L'interdiction des Frères musulmans et le gel de leurs avoirs risquent d'être lourds de conséquences pour l'Égypte, des membres de la confrérie pouvant envisager un recours à la violence face à la volonté des autorités de l'éradiquer, estiment les experts.

Depuis début juillet, Mohamed Morsi, le président issu de ses rangs, a été destitué, les militants les plus virulents sont morts dans la répression qui a suivi, ses chefs ont été placés en détention. Et la justice a interdit lundi les activités des Frères et confisqué leurs biens.

Pourtant, ce jugement pourrait ne pas être le point final pour la confrérie dont les centaines de milliers de militants sont rodés à l'action de terrain et dont l'organisation opaque s'est forgée et fortifiée à l'épreuve de la clandestinité.

«Interdire les Frères musulmans ne va pas, dans les faits, éradiquer le mouvement», affirme ainsi à l'AFP Rabab al-Mahdi, professeur de sciences politiques à l'Université américaine du Caire.

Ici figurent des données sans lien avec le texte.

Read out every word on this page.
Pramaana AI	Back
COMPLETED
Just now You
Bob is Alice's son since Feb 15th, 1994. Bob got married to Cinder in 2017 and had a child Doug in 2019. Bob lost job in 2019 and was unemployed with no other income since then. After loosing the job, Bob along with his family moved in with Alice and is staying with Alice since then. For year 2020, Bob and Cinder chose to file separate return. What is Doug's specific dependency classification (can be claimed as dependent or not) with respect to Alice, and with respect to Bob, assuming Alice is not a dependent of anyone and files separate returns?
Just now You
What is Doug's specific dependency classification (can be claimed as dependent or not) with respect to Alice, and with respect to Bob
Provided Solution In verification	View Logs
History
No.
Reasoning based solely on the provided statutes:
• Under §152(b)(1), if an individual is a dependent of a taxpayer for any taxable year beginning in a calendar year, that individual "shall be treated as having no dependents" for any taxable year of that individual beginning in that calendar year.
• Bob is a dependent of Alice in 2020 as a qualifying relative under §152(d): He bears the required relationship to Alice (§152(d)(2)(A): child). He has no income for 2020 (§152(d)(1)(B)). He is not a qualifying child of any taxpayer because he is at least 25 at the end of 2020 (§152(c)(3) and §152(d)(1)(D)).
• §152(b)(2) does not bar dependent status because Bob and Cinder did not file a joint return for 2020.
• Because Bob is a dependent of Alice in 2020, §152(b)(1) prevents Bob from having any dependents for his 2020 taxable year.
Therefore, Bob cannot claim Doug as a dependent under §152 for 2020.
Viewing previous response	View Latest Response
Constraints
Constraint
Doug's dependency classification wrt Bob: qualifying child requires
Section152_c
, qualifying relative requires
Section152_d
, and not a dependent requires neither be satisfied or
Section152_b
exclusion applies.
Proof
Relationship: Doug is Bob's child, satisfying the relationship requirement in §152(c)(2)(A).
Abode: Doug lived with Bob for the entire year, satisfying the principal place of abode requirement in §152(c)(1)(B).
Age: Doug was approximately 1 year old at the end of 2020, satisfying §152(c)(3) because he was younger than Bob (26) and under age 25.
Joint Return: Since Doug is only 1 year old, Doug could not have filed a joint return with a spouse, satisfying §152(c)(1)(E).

«À chacune des précédentes interdictions, ils ont gagné en popularité et étendu leur réseau».

Créée en 1928 comme une association de bienfaisance, la confrérie, qui s'est ensuite donnée pour but l'instauration d'un État islamique, a en effet été interdite durant des décennies. Mais, après la chute en 2011 de Hosni Moubarak dans le tumulte du Printemps arabe, le parti politique qu'elle a créé - pour la première fois de son histoire - a remporté en quelques mois les législatives puis la présidentielle.

Le jugement «ne va pas faciliter les arrestations de membres des Frères, c'était déjà le cas», note Heba Morayef, directrice de Human Rights Watch pour l'Égypte. «La véritable question est celle du gel des avoirs», qui va frapper de plein fouet leurs importants réseaux notamment d'écoles et d'hôpitaux, estime-t-elle, en notant que la décision de justice s'applique à tous les groupes issus ou financés par la confrérie.

Ces réseaux sont une des clés du mouvement, selon Ashraf al-Sherif, chercheur associé au Carnegie Endowment for International Peace, qui souligne que les membres du mouvement sont liés à la fois par l'idéologie et par des liens économiques et sociaux puissants.

Le jugement vise «avant tout à briser la structure de l'organisation», explique Mme Morayef à l'AFP.

Néanmoins, souligne Mme Mahdi, en raison de son organisation opaque, il est difficile de mesurer l'étendue des dégâts infligés à la confrérie.

Les Frères eux-mêmes ont affirmé lundi que cette décision «n'affecterait pas l'organisation» et qu'ils resteraient «présents sur le terrain».

«Les Frères musulmans sont une partie de la société égyptienne, les décisions judiciaires entachées de corruption et politiques ne peuvent rien y changer», ont-ils martelé.

Mais selon le politologue Hassan Nafaa, le jugement de lundi «pourra avoir des conséquences dangereuses», même s'il faut encore «attendre la décision finale», les Frères musulmans pouvant encore faire appel.

Dans un pays où la question de la justice sociale - principale revendication de la révolte de 2011 - n'a toujours pas été réglée, Mme Mahdi affirme observer aujourd'hui «une montée, soit de forces révolutionnaires, soit d'islamistes radicaux». «Les gens se sont affranchis, il leur faut une nouvelle alternative sinon ces jeunes, frustrés, pourraient se tourner vers le radicalisme», prévient-elle.

La dispersion dans un bain de sang des militants pro-Morsi au Caire qui a fait des centaines de morts le 14 août a servi de détonateur pour les membres de la confrérie «qui penchaient déjà vers le radicalisme», écrit de son côté M. Sherif.

Les opérations violentes des forces de l'ordre «ont renforcé les affirmations des extrémistes qui assurent qu'il est inutile de passer par la voie politique pacifique et que le régime anti-islamiste est excluant et déterminé à exterminer tous les islamistes», estime-t-il. «Dans cette situation, la violence est la seule solution envisagée».